Is the above statement true for all propositions $a,b,c$ ?

True False Depends

3 solutions

Jake Lai
Jun 20, 2015

Let's convert this statement into Boolean algbera:

$(b+\color{#D61F06}{\overline{c}})(\overline{a}b+\color{#D61F06}{a}+\overline{b}c)+\overline{a}+ac$

Using the distributive law we see that there will be a $\color{#D61F06}{a\overline{c}}$ term in the expansion. Since

$a\overline{c}+\overline{a}+ac = a(\overline{c}+c)+\overline{a} = a+\overline{a} = 1$

and $p+1 = 1$ for any proposition $p$ , we get that the statement given is a tautology!

never seen half of these symbols...

Trevor Arashiro - 5 years, 11 months ago

Learn something new everyday!

Calvin Lin Staff - 5 years, 11 months ago

Excellent solution.But I did it with truth tables .Didn't think of this method..

Krishna Shankar - 5 years, 11 months ago

Drawing a truth table will be quite hectic for this.

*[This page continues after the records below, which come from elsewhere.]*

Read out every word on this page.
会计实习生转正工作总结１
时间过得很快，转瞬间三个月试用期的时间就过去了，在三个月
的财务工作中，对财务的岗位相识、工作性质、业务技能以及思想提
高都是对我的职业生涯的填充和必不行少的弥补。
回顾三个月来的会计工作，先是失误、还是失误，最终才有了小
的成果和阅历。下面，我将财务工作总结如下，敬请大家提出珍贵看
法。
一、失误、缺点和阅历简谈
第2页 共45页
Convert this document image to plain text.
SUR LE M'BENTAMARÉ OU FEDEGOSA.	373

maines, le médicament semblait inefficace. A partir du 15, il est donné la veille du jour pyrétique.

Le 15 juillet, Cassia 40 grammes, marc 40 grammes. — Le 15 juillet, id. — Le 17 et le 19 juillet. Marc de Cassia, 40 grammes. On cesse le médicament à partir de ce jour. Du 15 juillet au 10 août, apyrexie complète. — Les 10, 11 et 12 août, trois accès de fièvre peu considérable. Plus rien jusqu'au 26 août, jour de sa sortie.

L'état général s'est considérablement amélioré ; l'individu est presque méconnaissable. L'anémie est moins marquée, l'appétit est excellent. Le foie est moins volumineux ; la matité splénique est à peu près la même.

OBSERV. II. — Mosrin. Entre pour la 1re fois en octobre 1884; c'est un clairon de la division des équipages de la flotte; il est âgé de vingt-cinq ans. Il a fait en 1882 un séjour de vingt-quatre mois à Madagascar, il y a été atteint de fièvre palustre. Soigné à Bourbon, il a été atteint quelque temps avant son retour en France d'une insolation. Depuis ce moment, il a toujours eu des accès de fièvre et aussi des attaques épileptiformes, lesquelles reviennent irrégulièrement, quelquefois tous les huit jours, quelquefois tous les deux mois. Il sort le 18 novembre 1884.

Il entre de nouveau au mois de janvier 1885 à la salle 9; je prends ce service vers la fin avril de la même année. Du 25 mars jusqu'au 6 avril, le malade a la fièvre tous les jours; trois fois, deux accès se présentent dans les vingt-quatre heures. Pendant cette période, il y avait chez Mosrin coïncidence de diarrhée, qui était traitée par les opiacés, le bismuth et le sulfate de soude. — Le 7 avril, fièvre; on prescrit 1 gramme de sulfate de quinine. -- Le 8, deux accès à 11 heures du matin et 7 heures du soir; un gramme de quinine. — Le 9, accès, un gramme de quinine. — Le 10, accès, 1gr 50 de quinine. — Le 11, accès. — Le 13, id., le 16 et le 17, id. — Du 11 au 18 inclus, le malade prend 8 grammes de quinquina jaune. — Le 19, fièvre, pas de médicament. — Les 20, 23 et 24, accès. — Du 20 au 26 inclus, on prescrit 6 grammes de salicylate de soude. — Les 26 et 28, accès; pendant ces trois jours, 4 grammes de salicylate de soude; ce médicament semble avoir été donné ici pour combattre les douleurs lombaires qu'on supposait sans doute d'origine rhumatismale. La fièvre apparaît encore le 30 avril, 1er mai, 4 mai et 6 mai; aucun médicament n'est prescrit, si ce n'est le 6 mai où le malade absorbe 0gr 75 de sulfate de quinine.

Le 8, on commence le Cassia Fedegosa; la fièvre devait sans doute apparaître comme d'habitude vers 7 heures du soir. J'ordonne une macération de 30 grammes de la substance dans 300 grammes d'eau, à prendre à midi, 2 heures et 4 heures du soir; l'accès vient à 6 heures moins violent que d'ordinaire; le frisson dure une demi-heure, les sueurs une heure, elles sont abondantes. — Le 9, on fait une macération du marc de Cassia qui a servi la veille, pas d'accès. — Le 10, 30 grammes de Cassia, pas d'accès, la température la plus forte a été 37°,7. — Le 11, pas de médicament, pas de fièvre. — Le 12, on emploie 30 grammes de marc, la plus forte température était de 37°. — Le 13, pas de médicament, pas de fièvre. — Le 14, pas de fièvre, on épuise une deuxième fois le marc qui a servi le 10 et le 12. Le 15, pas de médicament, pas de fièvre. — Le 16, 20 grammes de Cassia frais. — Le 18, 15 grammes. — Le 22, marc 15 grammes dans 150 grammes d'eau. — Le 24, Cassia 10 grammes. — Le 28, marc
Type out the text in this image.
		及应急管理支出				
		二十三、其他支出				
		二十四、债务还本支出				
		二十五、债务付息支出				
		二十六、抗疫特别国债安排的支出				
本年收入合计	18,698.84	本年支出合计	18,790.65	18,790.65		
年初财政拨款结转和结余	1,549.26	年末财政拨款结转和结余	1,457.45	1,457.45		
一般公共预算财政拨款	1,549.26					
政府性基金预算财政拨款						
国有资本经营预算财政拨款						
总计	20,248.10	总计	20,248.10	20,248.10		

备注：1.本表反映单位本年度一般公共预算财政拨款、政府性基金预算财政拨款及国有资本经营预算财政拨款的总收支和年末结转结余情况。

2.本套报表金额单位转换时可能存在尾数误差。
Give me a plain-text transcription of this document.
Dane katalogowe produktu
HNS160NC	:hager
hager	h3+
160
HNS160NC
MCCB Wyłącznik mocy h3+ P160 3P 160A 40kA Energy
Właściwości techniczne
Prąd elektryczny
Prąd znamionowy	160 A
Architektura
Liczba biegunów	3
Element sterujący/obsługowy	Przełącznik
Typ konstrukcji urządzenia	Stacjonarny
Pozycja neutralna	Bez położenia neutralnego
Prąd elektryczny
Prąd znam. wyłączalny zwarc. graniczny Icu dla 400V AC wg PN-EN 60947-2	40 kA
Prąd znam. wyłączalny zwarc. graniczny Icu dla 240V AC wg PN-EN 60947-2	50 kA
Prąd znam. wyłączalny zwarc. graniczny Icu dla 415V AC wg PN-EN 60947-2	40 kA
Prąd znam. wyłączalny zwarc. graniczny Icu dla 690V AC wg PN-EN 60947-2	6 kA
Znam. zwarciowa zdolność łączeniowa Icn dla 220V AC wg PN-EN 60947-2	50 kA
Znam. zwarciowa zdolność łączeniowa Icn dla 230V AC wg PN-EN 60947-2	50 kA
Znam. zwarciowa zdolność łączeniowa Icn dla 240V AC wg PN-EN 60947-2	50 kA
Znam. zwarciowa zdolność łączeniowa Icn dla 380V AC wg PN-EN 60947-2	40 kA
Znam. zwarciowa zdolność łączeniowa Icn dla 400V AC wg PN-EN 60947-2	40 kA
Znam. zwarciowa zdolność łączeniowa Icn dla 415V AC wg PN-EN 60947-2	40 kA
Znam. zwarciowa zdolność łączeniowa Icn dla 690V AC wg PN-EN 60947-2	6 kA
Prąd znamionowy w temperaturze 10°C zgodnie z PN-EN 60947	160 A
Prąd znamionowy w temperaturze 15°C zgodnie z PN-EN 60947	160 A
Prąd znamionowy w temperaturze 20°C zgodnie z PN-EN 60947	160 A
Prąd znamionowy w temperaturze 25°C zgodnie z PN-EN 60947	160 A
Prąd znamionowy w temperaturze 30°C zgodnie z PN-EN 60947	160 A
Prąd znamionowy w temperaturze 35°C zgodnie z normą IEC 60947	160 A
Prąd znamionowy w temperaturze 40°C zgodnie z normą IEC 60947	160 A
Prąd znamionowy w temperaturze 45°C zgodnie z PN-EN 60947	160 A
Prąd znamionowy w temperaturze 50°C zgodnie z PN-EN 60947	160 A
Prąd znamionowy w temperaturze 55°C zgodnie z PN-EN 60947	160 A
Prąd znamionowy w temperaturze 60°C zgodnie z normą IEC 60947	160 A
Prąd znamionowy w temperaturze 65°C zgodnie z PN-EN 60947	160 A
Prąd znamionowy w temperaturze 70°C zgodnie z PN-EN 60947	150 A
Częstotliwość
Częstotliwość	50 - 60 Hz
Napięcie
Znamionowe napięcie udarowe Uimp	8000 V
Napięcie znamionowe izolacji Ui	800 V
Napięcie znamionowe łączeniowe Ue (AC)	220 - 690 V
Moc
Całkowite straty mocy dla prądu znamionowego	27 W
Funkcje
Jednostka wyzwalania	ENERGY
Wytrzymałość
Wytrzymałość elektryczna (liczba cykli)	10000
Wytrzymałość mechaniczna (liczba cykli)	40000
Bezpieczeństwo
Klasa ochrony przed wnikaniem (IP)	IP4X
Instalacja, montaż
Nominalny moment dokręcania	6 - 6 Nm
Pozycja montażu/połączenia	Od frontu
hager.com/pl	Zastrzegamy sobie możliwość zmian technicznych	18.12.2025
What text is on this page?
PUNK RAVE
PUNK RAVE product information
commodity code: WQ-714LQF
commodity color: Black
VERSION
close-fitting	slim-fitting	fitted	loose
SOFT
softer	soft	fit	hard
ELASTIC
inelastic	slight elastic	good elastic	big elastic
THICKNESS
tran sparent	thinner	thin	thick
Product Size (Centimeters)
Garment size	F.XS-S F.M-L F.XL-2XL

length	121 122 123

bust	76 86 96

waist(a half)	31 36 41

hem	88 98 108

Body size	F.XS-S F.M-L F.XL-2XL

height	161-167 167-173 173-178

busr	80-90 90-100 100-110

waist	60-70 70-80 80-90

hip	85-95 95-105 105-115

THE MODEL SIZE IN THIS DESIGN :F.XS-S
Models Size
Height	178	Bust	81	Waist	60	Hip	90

Venkata Karthik Bandaru - 5 years, 11 months ago

True but this method didn't click at that instant

Krishna Shankar - 5 years, 11 months ago

Shubham Jalan
Jun 30, 2015

Let there be a falsifying assignment. Then a must be assigned as 1 otherwise

                    ... +~a+ ac

will be true

Now for a.c to be false, c must be 0.

So, in (b+~c), ~c is true. In (~a.b + a + ~b.c), a is true. Hence (b+~c).(~a.b + a + ~b.c) is true.

So there can be no falsifying assignment. Hence the proposition is a tautology.

Arun Damodaran
Jun 30, 2015

There is no need to solve the entire expression.Here are few steps for easy evaluation

(b V ~c) ^(and) with remaining ((~a^b)VaV(~b^c))

whatever may be the RIGHT PART of '^' just neglect and MAKE (b V~c) as ZERO(FALSE) i.e b=0,c=1.

    Thus   when (and)ed with right part gives zero.

already c=1, choose whatever values for 'a' it will yield TRUE always .